BEOWULF QUESTIONS I
1. How does the first sentence of the poem relate to our discussion of Anglo-Saxon society? What do you think the word "princes" means here?
2. What might be the significance of taking away mead-benches?
3. Why is God invoked early in the poem? What is the function of the invocation?
4. What is middle-earth? Why might the poet use this term?
5. We have said that the poet (scop) did not follow a linear path in his narrative. Find places in the several two pages where he abandons chronology? Does he gain anything by this?
6. How does the poet explain the existence of Grendel?
7. What are some of the appositives the poet gives to Hrothgar? What kind of a person do they reveal?
1. How does the poet explain Grendel's actions? What types of names does he give the monster?
2. To whom do the pagan vikings turn for help in their misery?
3. What is the "swan's road"? What does the sentence mean that reads: "Very little did wise men blame him for that adventure, though he was dear to them"?
4. What type of greeting do Beowulf and his fifteen thanes receive when they land on Denmark? Why are they greeted this way?
5. What are some names given to Beowulf and how do they characterize him?
1. Often, the reading is difficult because the antecedent to a pronoun is not what one might expect. Find some places where the word "he" is used to refer to someone different than the person you might expect. Tell what clues you use to decide who "he" or "him" refers to.
2. What conditions are laid upon Beowulf's men for their being admitted to the presence of Hrothgar? What do these conditions imply?
3. Of what does Beowulf boast? How does his boast become a vow?
4. The oral-formula "Fate always goes as it must" tells us what about the philosophy of the Norsemen?
5. What seems to be the purpose of Hrothgar's speech to Beowulf?

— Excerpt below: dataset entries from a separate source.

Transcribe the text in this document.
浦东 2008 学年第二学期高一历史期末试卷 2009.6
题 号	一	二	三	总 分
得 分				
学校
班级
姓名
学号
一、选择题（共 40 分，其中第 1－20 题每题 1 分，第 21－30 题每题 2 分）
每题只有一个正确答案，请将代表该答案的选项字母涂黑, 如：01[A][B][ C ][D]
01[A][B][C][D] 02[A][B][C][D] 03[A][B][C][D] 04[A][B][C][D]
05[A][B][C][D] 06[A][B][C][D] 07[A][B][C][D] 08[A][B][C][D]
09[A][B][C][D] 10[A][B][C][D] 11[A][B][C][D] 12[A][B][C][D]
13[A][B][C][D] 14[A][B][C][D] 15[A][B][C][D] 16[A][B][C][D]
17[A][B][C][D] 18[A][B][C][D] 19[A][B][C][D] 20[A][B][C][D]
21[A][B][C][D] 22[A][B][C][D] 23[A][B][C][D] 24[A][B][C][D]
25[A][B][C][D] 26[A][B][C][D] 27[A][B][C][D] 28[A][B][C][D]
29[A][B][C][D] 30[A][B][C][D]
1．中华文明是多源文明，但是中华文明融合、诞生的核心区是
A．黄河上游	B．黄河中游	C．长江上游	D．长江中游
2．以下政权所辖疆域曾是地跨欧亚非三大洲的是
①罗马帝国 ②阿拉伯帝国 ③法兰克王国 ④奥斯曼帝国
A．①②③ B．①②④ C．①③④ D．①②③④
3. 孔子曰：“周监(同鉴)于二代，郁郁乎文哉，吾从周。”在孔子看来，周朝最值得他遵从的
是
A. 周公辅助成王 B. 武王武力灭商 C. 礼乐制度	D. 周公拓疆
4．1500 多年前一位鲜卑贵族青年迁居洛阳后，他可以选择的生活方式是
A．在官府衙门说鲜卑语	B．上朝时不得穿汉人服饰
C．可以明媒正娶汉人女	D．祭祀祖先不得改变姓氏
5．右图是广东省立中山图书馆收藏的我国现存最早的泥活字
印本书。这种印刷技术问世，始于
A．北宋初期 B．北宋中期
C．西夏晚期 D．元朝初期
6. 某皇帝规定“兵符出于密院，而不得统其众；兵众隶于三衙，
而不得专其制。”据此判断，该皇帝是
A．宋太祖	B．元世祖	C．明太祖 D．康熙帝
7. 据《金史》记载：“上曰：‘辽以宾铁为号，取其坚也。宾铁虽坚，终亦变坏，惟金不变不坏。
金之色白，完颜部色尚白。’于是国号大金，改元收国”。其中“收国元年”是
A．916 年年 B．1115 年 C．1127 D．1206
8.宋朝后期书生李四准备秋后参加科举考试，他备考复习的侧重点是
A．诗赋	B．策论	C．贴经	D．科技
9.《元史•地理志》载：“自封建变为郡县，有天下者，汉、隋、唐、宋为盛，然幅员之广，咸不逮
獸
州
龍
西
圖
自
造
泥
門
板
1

6. What purpose does Unferth's challenge to Beowulf seem to have?
7. Beowulf claims, "Fate often saves an undoomed man when his courage is good?" What connection might you make between this saying and Tolkien's reading of the poem?
1. How is Wealtheow characterized by the poet?
2. Who is the King of Glory that the poet refers to?
3. Beowulf boasts as he prepares to fight Grendel. Besides being a vow to battle with Grendel, what other purpose(s) might the boast serve?
4. Why doesn't the poet have Beowulf act faster to save the man Grendel kills?
5. Why might Beowulf have chosen to wrestle with Grendel?
6. What parallels does the poet seem to create between Grendel and Beowulf?
1. Why, in the middle of celebrating Beowulf's victory over Grendel, does the scop (the poet) tell the story of Sigemund? Note that Waels is Volsungr, Sigemund's father and grandfather of Sigfried, greatest of the Germanic heroes.
2. How does the horse race function in the poem?
3. At times the speaker interrupts the tale with "gnomic utterances," wise sayings that provide advice for his listeners. Find at least one of these. How does it relate to the story?
4. How does Hrothgar show his generosity after Beowulf's victory?
5. Reconstruct the story of Finnsburg as it is related here, perhaps drawing a diagram to show the principle players and how they were related. How is the story related to the main story?
6. What seems to be Wealtheow's anxiety about her sons?
1. What seems to be the purpose in recounting Grendel's and his mother's history?
2. Who lends his sword to Beowulf when he goes to fight in the mere, and what do the poet's comments reveal about him?
3. What enables Beowulf to kill Grendel's mother and why might it do so when Hrunting does not?
4. Hrothgar's "sermon" follows his remarks on Heremod? What does the scop accomplish with the story of Heremod and with Hrothgar's "sermon" to Beowulf?